British films of this era weren't always bad and sometimes, a snapshot looking back brings back memories; good and bad. On the 18 certificate front and with promises of 'forbidden love' I thought maybe a thread (and becoming a monotonous one) of homosexuality and all the juicy factions that would obviously create.
Its narrative changes an awful lot mainly because it needs to, to stop becoming more boring than it is. It is just about watchable, if on a day when one is not at all discerning. Acting is mechanical, as are the sex scenes and the dialogue is laboured and uninspired. Directing is though its worse scourge, not because it is necessarily bad but so cliché ridden and very very average. Though I don't watch those TV film dramas and the adult romantic novels that get TV serialised by the bucket-load, this (to me) must be what they must be like. The backing music is typically MOR ish and ponderous camera shots slowly arcing round smiling people, un-blinking into the sunset are not what I pay my TV license for.

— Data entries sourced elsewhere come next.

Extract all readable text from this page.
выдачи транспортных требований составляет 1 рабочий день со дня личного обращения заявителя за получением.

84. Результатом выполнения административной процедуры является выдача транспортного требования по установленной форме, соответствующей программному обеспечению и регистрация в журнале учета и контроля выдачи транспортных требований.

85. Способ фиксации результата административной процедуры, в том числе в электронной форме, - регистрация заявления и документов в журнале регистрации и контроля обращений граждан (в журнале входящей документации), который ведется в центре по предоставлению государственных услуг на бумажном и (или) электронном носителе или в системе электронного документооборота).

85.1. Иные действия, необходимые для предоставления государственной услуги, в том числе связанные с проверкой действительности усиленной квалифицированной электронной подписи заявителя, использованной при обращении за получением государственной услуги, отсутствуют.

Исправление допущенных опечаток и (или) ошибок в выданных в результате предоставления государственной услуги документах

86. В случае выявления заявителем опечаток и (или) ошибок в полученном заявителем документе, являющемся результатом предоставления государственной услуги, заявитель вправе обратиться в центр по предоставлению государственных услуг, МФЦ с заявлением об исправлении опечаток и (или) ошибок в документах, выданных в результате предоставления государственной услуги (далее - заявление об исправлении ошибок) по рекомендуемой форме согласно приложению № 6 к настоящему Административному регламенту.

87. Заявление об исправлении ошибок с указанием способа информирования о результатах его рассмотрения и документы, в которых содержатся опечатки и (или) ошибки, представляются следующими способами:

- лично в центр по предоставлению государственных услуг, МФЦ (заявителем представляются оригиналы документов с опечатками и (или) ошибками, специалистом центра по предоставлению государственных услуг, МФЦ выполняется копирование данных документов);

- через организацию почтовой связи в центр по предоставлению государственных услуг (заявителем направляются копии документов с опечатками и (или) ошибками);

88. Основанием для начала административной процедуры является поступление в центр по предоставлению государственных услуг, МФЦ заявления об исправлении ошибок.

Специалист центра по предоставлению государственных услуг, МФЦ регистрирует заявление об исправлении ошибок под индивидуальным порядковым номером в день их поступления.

There could be a story in there, somewhere, if written with more depth and properly characterised. There's more in these 108minutes than many TV drama series and unfortunately, it floats off into forgetfulness. However, as other reviewers have cited, it is always good to see once familiar faces on our screens in a different light. Those watching to check out Martin Kemp and Paula Hamilton and others that they might recognise, won't be disappointed but I wouldn't say it was worth wading through all this for them alone.
In conclusion, I would say that what started off as a well-meant and sombre but 'worthy' script got cold feet and tried to be a film for everyone. Understandably (& perhaps rightly) clerics, romantics and mainstream adult audiences looking for sex and violence just do not mix.